Epave de la Major à Six Fours les Plages
L’épave de la major repose sur un fond de 93 mètres au large de Sanary le Brusc. La Major était une drague non motorisée, avec un ponton sans moteur et une benne.
L’épave a été retrouvée par Jean Pierre Joncheray, Gérard Loridon et le capitaine André Durand le 8 Aout 2003, à 2500 mètres du Rouveau.

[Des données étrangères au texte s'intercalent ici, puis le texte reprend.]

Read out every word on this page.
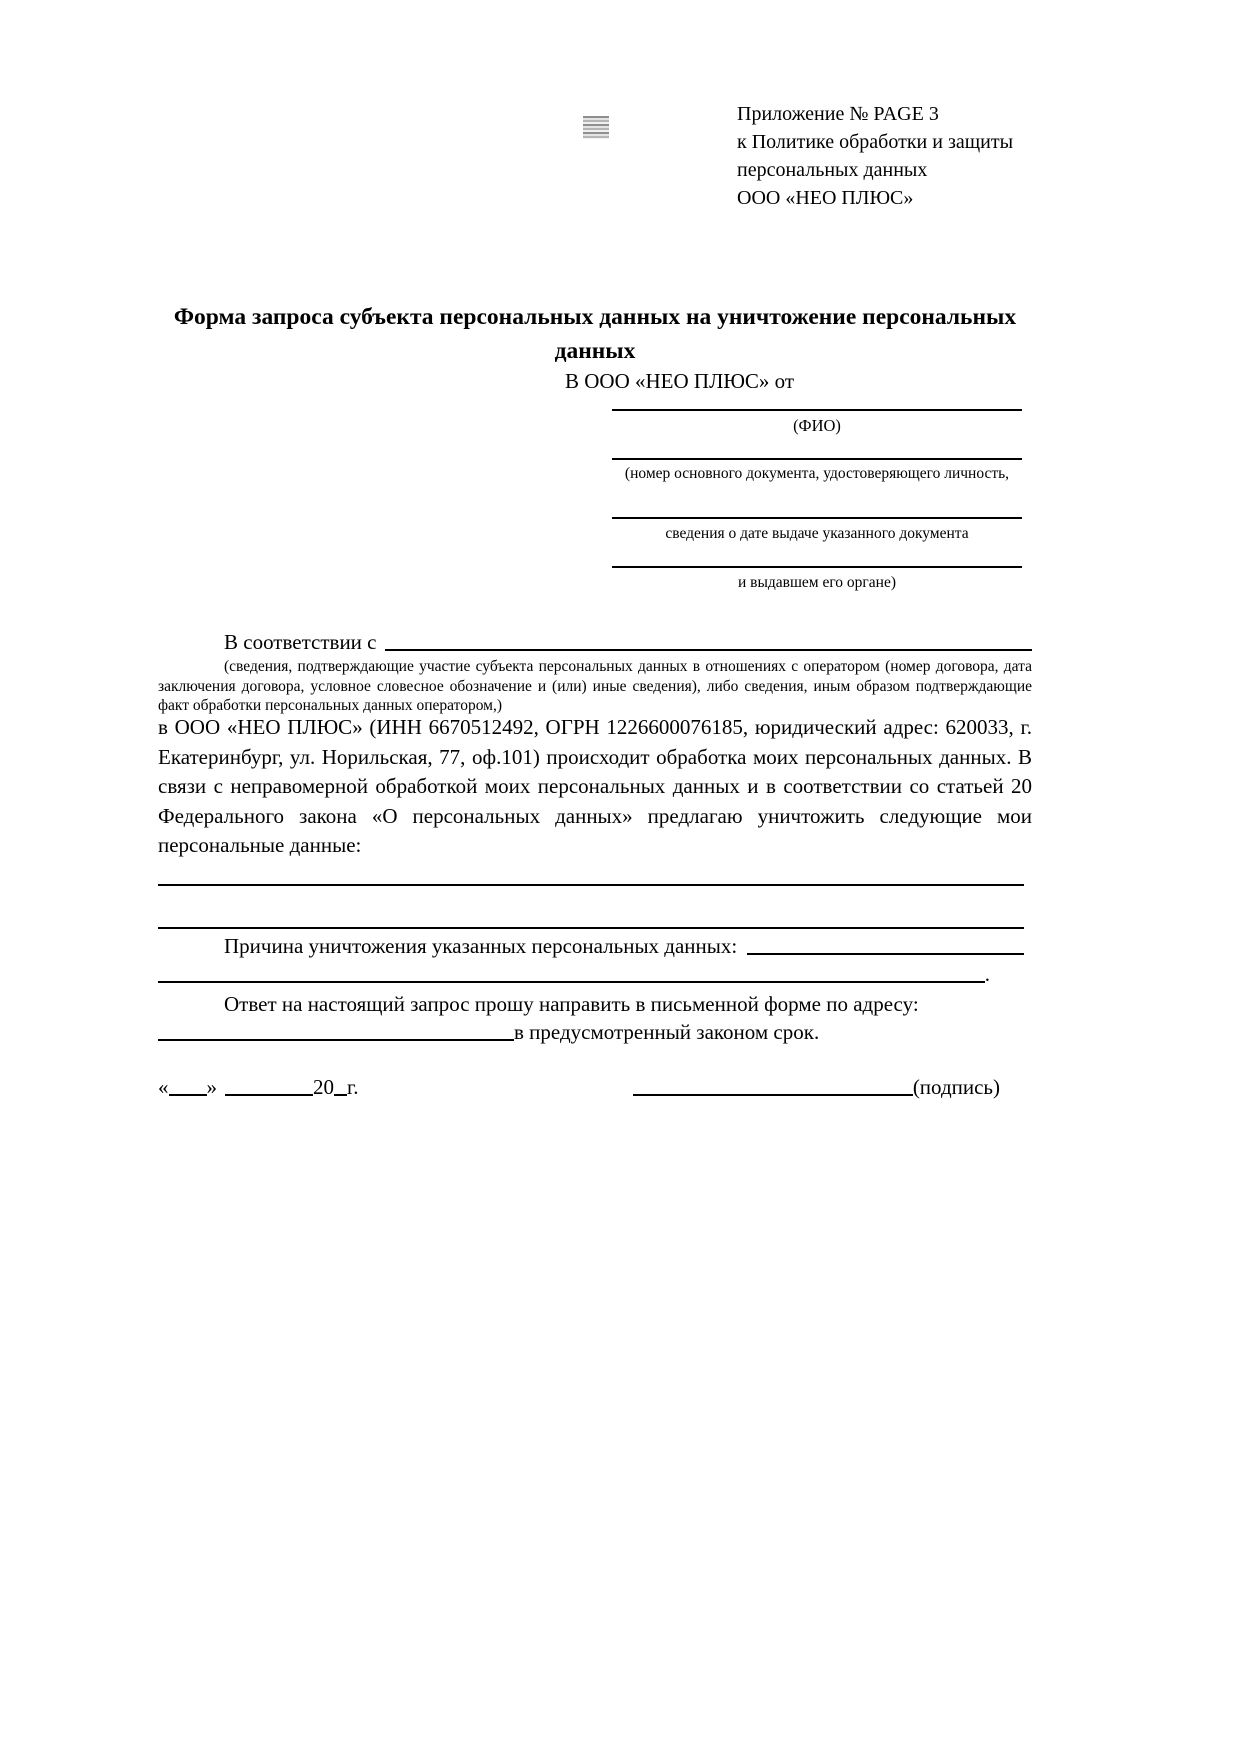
Приложение № PAGE 3
к Политике обработки и защиты
персональных данных
ООО «НЕО ПЛЮС»
Форма запроса субъекта персональных данных на уничтожение персональных данных
В ООО «НЕО ПЛЮС» от
(ФИО)
(номер основного документа, удостоверяющего личность,
сведения о дате выдаче указанного документа
и выдавшем его органе)
В соответствии с
(сведения, подтверждающие участие субъекта персональных данных в отношениях с оператором (номер договора, дата заключения договора, условное словесное обозначение и (или) иные сведения), либо сведения, иным образом подтверждающие факт обработки персональных данных оператором,)
в ООО «НЕО ПЛЮС» (ИНН 6670512492, ОГРН 1226600076185, юридический адрес: 620033, г. Екатеринбург, ул. Норильская, 77, оф.101) происходит обработка моих персональных данных. В связи с неправомерной обработкой моих персональных данных и в соответствии со статьей 20 Федерального закона «О персональных данных» предлагаю уничтожить следующие мои персональные данные:
Причина уничтожения указанных персональных данных:
.
Ответ на настоящий запрос прошу направить в письменной форме по адресу:
в предусмотренный законом срок.
« »	20 г.	(подпись)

La Barge a coulée le 20 Mars 1965.
Je savais que ce n’était pas l’épave du siecle: on n’a pas toujours la chance de trouver un Guarani sous la mer ! (Voir « 80 épaves a Marseille et dans sa région »).
Cependant, pouvoir lui donner un nom, faire revivre ses derniers instants, allait me procurer des émotions propres à prolonger le moment fort de la découverte.
Personne ne connaît mieux la baie de Sanary et les abords du cap Sicié que Gérard Loridon, la mémoire vive des scaphandriers, la
cheville ouvrière du musée Frédéric Dumas. C’est tout naturellement vers lui que je suis allé « a la pêche aux renseignements ».
Le naufrage de La Major a lieu le 17 mars 1965
André Durand, capitaine du remorqueur Phocéen de la Société Provençale de Remorquage, inspecte minutieusement la drague La Major ainsi qu’une barge à clapet amarrée à couple. Ces engins de servitude sont complémentaires: la drague, avec sa benne preneuse, cure les fonds de port et remplit
labarge à clapet.
Cette barge encore appelée poétiquement « Marie‑salope », une fois pleine, est ractée en mer puis vidée en onvrant les portes à clapets. Le Phocéen est arrivé le matin même et doit ramener à Marseille La Major qu’il a livrée à Bastia le 27 janvier dernier pour participer aux travaux de réaménagement portuaire. Il doit aussi convoyer la barge, qu’il laissera à Monaco.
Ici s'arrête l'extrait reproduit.